The electrochemical method is also the most commonly used laboratory evaluation method. The electrochemical method is to use the electrochemical principle to study the principle of the gas phase corrosion inhibitor and the corrosion inhibition efficiency according to the changes of electrochemical parameters before and after. Electrochemical research methods include: polarization curve method, linear polarization method, electrochemical impedance method, etc.

3.2.1 Polarization curve method

The polarization curve method uses a vapor phase corrosion inhibitor to inhibit the reaction of the corrosion electrode and reduce the corrosion rate, thereby changing the polarization curve trend of the inhibited electrode reaction. The corrosion rate is calculated according to the polarization curve, and the corrosion inhibition can be further calculated effectiveness. The polarization curve is divided into three areas: the linear area, the weakly polarized area and the Tafel area. The current density at the intersection of the straight line segments of the Tafel area of ​​the anode and the anode is the corrosion current density. The polarization curve method can quickly and sensitively test the corrosion rate. There are two methods for measuring polarization curve: constant potential method and constant current method. The potentiostatic method refers to stabilizing the potential of the electrode at different values ​​and measuring the corresponding current density; the potentiostatic method refers to stabilizing the current of the electrode at a different value at a time and measuring the corresponding electrode potential.
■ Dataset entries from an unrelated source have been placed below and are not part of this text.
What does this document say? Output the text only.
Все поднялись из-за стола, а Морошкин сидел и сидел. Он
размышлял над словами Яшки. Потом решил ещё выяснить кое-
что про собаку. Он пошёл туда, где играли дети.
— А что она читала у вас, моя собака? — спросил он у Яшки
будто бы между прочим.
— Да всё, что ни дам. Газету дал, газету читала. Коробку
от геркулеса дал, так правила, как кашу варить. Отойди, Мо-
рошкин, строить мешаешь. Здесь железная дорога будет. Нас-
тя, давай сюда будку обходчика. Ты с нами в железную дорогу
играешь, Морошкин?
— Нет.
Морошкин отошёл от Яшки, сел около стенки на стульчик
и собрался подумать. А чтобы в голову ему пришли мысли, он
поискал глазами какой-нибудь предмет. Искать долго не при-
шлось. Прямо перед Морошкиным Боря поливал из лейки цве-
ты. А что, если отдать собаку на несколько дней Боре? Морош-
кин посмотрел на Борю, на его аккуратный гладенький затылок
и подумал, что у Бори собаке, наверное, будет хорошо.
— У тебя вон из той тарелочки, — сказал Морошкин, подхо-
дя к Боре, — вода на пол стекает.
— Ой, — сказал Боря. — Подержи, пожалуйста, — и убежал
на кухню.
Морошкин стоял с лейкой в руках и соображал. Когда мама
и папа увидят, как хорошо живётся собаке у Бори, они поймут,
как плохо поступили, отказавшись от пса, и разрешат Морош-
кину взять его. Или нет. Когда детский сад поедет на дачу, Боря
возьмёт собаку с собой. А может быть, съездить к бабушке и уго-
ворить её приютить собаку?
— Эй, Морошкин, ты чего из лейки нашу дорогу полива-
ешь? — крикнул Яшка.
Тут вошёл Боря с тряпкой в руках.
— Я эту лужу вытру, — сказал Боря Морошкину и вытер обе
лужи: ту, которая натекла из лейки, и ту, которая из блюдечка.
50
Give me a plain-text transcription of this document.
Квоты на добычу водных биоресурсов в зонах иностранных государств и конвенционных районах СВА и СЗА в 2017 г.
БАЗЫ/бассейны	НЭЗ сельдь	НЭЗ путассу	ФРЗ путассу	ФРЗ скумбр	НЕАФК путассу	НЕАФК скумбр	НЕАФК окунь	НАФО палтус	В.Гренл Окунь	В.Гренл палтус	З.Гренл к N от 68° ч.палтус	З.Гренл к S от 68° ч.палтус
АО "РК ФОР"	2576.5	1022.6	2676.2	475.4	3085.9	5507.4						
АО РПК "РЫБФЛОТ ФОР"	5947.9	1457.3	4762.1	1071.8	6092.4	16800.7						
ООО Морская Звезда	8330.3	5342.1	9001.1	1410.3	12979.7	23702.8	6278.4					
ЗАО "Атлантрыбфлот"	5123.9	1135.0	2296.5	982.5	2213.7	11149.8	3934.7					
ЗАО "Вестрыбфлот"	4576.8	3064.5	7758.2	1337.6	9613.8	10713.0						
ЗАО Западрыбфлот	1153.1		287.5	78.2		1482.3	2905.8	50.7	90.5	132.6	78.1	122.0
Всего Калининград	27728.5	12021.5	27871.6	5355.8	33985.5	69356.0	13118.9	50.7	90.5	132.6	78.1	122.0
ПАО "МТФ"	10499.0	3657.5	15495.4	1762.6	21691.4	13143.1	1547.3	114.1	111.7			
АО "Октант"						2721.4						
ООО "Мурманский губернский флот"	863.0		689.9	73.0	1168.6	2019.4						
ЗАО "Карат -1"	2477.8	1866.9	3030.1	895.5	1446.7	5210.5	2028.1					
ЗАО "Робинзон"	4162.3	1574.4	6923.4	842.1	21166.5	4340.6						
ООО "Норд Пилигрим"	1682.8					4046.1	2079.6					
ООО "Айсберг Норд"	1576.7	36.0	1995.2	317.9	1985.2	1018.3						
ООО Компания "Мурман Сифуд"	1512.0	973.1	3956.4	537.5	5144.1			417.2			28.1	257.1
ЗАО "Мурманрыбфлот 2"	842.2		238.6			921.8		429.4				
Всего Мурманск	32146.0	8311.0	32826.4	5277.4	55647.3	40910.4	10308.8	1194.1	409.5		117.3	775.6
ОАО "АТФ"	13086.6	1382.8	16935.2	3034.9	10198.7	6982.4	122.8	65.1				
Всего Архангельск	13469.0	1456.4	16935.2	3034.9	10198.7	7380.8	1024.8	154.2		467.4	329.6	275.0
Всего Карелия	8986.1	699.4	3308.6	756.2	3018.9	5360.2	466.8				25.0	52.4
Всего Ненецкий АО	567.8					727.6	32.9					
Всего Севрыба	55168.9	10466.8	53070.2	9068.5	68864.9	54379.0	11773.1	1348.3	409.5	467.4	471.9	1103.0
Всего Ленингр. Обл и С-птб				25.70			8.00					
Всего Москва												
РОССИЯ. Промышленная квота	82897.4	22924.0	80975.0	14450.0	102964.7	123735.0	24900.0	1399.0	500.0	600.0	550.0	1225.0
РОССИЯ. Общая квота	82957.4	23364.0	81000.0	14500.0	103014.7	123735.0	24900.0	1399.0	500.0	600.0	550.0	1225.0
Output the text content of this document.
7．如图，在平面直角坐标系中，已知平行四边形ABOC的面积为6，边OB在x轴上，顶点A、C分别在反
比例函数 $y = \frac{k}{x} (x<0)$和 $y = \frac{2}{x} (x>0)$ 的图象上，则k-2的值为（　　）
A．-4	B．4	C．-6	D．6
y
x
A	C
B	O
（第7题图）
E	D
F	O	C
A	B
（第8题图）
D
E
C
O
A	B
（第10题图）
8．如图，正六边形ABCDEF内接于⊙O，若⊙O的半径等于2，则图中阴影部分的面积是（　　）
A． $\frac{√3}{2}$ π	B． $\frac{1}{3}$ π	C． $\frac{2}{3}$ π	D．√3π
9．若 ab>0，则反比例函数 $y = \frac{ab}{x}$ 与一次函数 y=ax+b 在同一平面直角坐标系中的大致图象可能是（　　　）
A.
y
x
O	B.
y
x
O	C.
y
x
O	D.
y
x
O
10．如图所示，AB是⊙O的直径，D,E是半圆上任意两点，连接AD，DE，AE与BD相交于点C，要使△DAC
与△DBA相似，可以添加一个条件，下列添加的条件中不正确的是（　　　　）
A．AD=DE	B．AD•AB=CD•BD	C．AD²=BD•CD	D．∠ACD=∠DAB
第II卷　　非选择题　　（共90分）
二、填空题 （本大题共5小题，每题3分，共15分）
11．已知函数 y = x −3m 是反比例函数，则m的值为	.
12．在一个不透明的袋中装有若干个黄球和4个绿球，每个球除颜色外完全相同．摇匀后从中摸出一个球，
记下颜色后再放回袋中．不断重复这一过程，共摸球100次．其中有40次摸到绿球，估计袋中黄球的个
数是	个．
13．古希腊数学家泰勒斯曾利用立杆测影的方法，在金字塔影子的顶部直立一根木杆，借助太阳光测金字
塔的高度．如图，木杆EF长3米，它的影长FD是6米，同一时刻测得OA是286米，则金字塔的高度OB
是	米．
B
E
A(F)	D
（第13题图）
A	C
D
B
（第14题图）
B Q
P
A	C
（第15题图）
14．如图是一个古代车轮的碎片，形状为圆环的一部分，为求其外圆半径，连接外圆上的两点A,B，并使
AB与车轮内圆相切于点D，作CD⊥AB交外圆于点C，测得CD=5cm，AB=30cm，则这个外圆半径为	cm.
3.2.2 Linear polarization method

Linear polarization technology is also an electrochemical method to quickly determine the corrosion rate of metals in corrosive media. Its advantages are rapid and sensitive. Because its polarization current is very small, the damage to the surface of the electrode is small. It can be used for multiple continuous measurements with one electrode. It can measure different types of vapor phase corrosion inhibitors, and it can be used on site. monitor. The principle of linear polarization, the metal electrode applies an external current in the corrosive medium to polarize the electrode, so that the potential of the metal electrode changes near the self-corrosion potential. At this time, the applied potential △E corresponds to the generated △i current, △E It has a linear relationship with △i. According to the theoretical derivation of Stern and Geary, the polarization resistivity and the self-corrosion current density have the following relationship:

Among them, ba and bc are Tafel constants, and ic is the self-corrosion current density.

3.3 Electrochemical impedance method

Electrochemical impedance testing technology has only been applied to the research of vapor phase corrosion inhibitors in recent years. It uses a small amplitude sine wave or current as a disturbance signal to make the electrode system produce an approximately linear response. The measurement electrode system is very Impedance spectroscopy in a wide frequency range is used to study the electrode system by AC Impedance, also known as electrochemical impedance spectroscopy (EIS). By measuring EIS, the polarization resistance that is inversely proportional to the size of the corrosion current and the interface reflecting the surface changes in metal corrosion (change in roughness, adsorption of gas phase corrosion inhibitors, formation and destruction of passivation film, formation of corrosives, etc.) Capacitors are of great help to the investigation of the whole process of the corrosion inhibition effect of vapor phase corrosion inhibition technology on metals and the research of corrosion inhibition mechanism. Because the cathode process and the anode process are alternately performed on the electrode, it will not cause the accumulation of polarization and avoid excessive impact on the system.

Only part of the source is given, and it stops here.